TOKYO -- Nippon Steel plans to freeze production at a blast furnace at its plant in Ibaraki Prefecture, near Tokyo, Nikkei has learned, the latest example of its efforts to deal with overcapacity in Japan.
With an earlier decision to halt three other blast furnaces, the steelmaker will cut its domestic capacity by 20%.
While demand from automakers is increasing, overcapacity remains an issue for the company. Furthermore, Nippon Steel is under pressure to reduce its use of blast furnaces, which emit large amounts of carbon emissions, as Prime Minister Yoshihide Suga pushes Japan toward carbon neutrality.
The production freeze, which is to take place within several years, is planned for one of two blast furnaces at the Ibaraki plant. By simple calculation, the blast furnace accounts for about 10% of the group's total production capacity.
The decision follows an earlier one to shut down three furnaces elsewhere, including at a Hiroshima plant.
Blast furnaces are the core of a steel mill; they melt iron ore at high temperatures and produce raw materials for various steel products. Once operations begin, they do not stop for more than 10 years. Restarting a cold blast furnace carries a heavy price.
The company also intends to eliminate and consolidate some of its rolling and other processing lines. Some of the roughly 3,000 employees affected are likely to be relocated.
Although automobile production has recovered from late last year, the company's steelworks have not yet reached full operation.
The Organization for Economic Cooperation and Development estimates that Japan's crude steel capacity was 130 million tons as of 2019, but actual production was 99 million tons. This shows the country has about 30% more capacity than it needs.
A sudden drop in steel demand due to the pandemic made matters worse. Domestic crude production in 2020 fell to 83.19 million tons, with nearly 60% of capacity not being utilized.
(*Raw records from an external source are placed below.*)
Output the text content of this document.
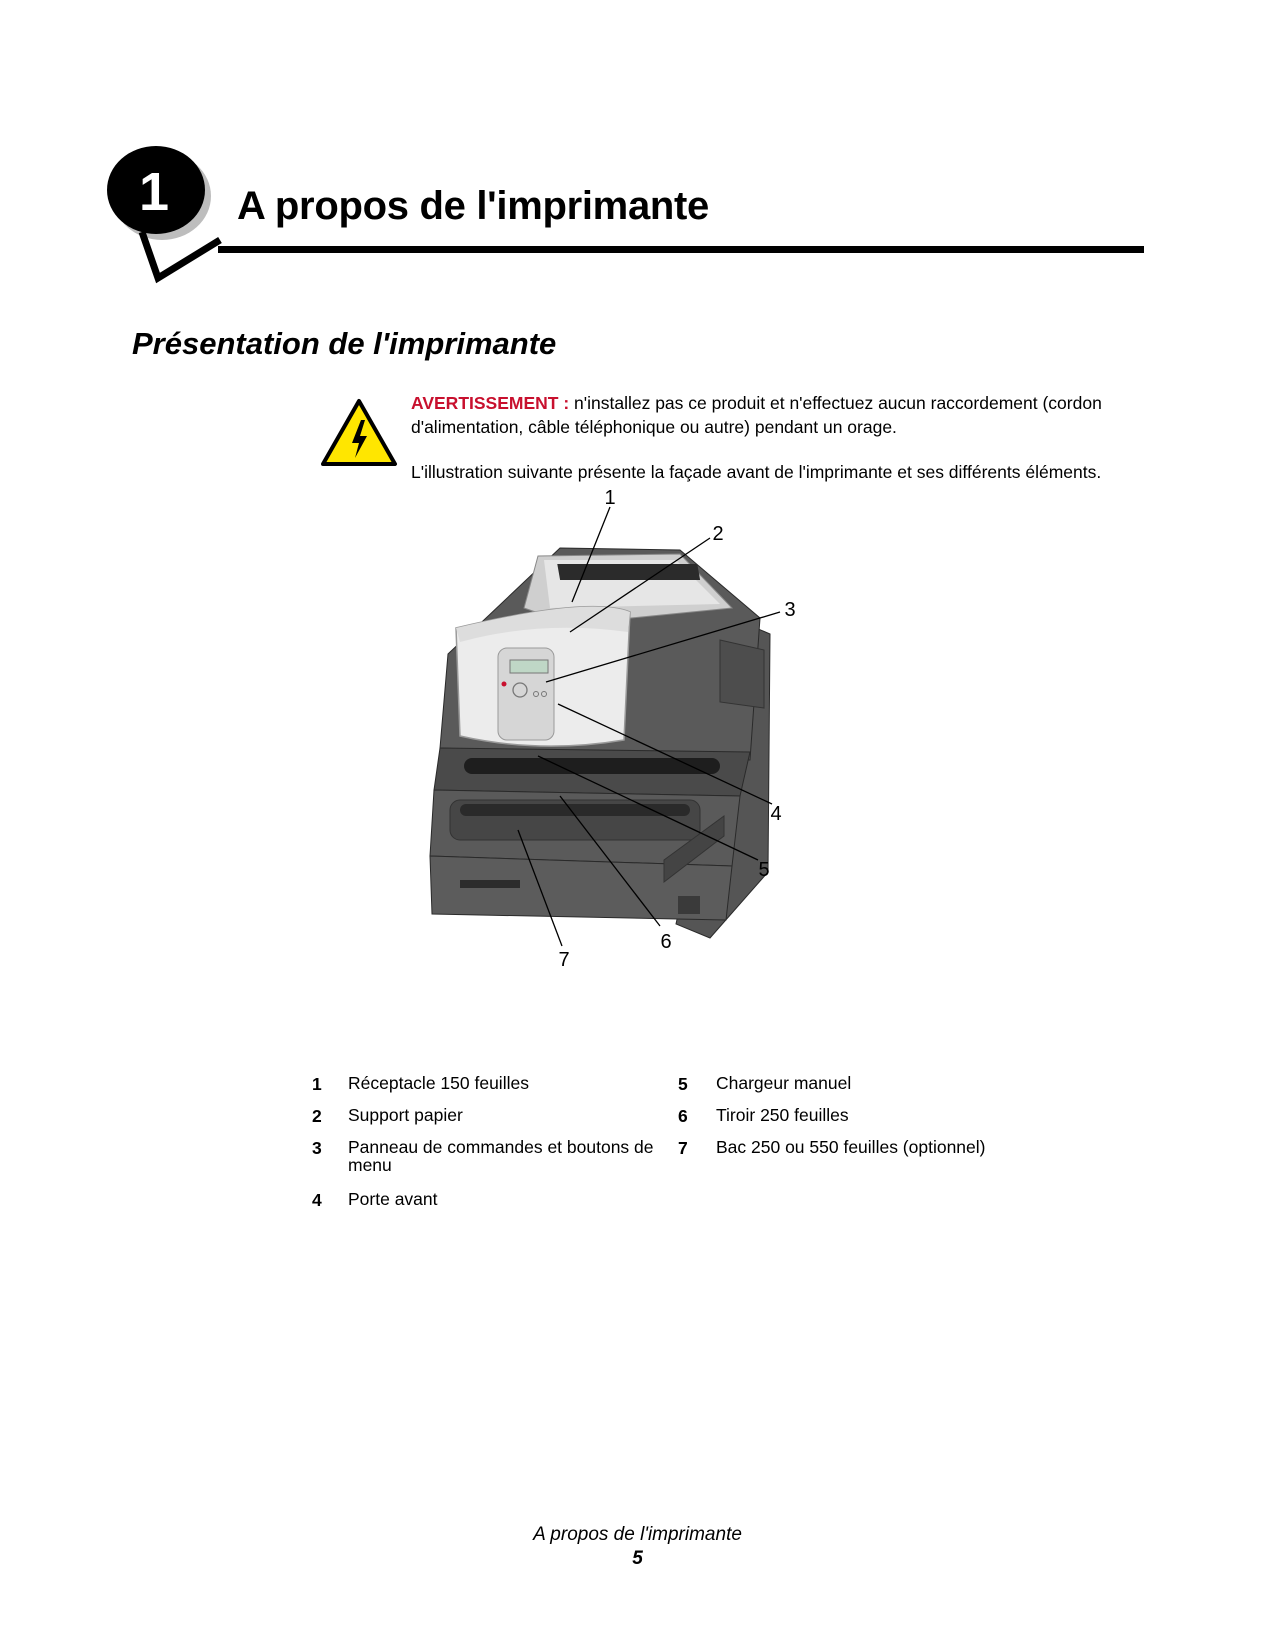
1 A propos de l'imprimante
Présentation de l'imprimante

AVERTISSEMENT : n'installez pas ce produit et n'effectuez aucun raccordement (cordon d'alimentation, câble téléphonique ou autre) pendant un orage.

L'illustration suivante présente la façade avant de l'imprimante et ses différents éléments.

1
2
3
4
5
6
7
1 Réceptacle 150 feuilles
2 Support papier
3 Panneau de commandes et boutons de menu
4 Porte avant
5 Chargeur manuel
6 Tiroir 250 feuilles
7 Bac 250 ou 550 feuilles (optionnel)
A propos de l'imprimante
5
Demand for steel pipe, used in shipbuilding and in oil and gas field development, is expected to continue to be sluggish. "Production will not return to 90 million tons even after the pandemic," a steel trading company executive told Nikkei.
The move also is in line with the Japanese government's goal to cut the country's greenhouse gas emissions to net-zero by 2050. Since blast furnaces use coal-based coke for combustion, they emit a large amount of CO2. The steel industry is lagging in reducing greenhouse emissions. Nippon Steel in fiscal 2019 emitted 94 million tons, one of the highest totals for a Japanese company.
The current steelmaking method, which relies on blast furnaces, makes it difficult for Nippon Steel to promote decarbonization. Renovating equipment would require tens of billions of yen.
The rise of Chinese rivals is also making it difficult for Japan to keep its blast furnaces operating. Amid Chinese companies' increased production, raw material prices have remained high despite the steel market's sluggishness.
Nippon Steel in the fiscal year through March 2020 posted a consolidated net loss of 431.5 billion yen, its largest-ever deficit.
The steel market is recovering as China drives demand, but if the second largest economy turns to exports, there is a risk of the business environment deteriorating again.
In addition to the Ibaraki plant, Nippon Steel has announced the suspensions of two blast furnaces in Hiroshima Prefecture and another in the city of Wakayama, western Japan. The latest decision means Nippon Steel will be operating 10 blast furnaces, down from 14.